On 1/6/25 3:49 PM, Rafael Epplée wrote:
Let's consider going with a less explicit way to specify licensing info,
and drastically reduce the work involved:
- Add a LICENSES folder with the original 0BSD text inside
- Instead of REUSE.toml, use the same piece of prose in every repo to
specify which files are covered by the 0BSD, e.g. in the README:
> Binary files, as well as any files describing changes ("patches") to
the software that is being built are provided under the license terms of
the software they describe changes for.
> Any files containing a license notice are provided under the license
terms defined in their respective notices.
> Files not matching the conditions above are provided under the 0BSD
license.
This would have the advantage of being easy to automate, and easy to
implement for devtools maintainers and package maintainers.
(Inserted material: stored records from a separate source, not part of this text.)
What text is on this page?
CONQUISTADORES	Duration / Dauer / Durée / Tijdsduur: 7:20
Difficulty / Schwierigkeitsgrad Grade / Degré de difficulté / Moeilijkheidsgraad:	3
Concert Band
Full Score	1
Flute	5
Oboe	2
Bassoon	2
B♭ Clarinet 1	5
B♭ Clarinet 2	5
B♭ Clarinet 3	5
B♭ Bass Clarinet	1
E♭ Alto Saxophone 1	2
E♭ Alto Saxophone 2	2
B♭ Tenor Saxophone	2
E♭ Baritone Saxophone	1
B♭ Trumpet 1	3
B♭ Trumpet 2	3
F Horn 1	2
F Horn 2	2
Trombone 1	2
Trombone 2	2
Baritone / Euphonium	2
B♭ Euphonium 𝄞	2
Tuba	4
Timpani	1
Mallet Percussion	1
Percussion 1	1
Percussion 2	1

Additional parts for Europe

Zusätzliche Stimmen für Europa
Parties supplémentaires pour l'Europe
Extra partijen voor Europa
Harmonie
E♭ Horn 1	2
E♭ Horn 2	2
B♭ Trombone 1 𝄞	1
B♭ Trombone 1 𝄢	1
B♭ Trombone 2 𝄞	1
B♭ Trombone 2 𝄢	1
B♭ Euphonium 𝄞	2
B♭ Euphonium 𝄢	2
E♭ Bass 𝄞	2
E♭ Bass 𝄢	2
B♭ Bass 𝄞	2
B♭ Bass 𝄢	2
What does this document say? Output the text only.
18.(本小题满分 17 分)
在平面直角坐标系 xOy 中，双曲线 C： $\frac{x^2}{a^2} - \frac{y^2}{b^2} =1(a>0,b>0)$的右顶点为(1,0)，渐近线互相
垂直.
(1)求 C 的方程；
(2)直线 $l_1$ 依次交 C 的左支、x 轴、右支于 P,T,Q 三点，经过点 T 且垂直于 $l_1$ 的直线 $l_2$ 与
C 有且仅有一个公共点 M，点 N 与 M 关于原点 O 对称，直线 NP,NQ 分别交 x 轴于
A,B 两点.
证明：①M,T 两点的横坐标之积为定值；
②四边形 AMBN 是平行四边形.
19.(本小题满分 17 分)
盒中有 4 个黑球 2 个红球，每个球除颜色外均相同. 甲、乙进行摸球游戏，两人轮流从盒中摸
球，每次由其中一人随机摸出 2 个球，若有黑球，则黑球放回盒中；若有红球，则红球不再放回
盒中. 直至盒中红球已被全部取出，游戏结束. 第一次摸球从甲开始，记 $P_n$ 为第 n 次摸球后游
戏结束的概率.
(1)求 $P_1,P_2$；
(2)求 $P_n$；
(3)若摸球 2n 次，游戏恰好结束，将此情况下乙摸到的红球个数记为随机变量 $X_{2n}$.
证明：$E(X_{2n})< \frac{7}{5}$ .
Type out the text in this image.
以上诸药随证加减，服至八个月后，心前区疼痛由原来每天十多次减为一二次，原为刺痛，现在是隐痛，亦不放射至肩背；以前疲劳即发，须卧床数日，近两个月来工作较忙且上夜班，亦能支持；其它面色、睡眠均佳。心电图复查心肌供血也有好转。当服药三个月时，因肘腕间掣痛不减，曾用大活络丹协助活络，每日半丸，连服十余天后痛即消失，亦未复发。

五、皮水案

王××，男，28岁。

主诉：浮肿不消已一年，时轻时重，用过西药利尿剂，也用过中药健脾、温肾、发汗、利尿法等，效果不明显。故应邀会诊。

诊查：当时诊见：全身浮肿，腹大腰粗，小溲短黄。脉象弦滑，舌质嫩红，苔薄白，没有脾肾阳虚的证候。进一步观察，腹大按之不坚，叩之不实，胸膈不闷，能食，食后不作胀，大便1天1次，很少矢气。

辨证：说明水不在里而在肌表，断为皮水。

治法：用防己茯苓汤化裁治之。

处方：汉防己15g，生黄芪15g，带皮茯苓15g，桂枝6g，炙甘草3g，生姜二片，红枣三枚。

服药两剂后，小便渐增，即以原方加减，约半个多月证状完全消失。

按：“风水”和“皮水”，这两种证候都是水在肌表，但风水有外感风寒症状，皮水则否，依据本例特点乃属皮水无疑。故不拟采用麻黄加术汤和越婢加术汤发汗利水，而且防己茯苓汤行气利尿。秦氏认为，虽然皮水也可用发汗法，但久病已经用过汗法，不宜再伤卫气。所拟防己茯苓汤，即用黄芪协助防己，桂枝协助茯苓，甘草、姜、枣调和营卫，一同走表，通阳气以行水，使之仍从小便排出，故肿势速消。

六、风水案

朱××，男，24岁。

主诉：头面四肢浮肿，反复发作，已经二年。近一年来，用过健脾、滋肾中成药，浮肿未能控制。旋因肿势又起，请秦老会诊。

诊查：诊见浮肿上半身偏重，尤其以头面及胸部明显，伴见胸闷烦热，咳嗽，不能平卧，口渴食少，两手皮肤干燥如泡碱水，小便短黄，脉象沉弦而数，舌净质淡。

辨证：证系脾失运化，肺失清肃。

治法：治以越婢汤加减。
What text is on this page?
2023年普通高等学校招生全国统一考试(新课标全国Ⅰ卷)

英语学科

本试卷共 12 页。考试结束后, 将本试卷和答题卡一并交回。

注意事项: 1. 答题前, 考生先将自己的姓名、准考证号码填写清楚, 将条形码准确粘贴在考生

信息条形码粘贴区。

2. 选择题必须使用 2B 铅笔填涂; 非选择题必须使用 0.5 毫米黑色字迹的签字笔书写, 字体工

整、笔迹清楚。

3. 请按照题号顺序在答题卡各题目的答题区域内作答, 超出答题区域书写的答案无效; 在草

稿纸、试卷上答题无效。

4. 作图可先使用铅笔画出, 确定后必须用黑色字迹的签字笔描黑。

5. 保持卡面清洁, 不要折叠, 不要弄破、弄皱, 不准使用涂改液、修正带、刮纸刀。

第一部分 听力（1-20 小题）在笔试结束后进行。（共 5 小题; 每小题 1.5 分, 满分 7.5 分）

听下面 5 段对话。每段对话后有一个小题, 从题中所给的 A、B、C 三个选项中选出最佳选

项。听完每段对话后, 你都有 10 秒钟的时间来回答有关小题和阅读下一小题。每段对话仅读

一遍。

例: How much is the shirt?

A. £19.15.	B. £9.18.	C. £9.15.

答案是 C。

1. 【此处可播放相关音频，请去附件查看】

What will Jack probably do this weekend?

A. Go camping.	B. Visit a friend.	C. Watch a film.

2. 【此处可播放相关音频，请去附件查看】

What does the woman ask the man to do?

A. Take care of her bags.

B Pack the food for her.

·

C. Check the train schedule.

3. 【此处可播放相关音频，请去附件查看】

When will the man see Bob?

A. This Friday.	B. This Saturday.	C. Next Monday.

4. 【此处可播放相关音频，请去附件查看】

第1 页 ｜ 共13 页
I think this is a reasonable approach. I don't think this qualifies as
cruft, if we consider it necessary to put a LICENSE file into every
PKGBUILD repository, this file would be equally valid. It clarifies the
copyright situation with the same level of authority as the LICENSE file
does.
Including a LICENSE and README file into each PKGBUILD repository in the
first place (vs. archlinux/state.git or elsewhere) is something we could
also revisit of course, but I also strongly think we shouldn't use a
custom license text.
I think implementing REUSE for an entire operating system is enough work
to warrant an interim solution. I've been doing this kind of copyright
annotation work for Debian for just shy of about 300 packages and it's a
heroic amount of work to do this for the entire operating system.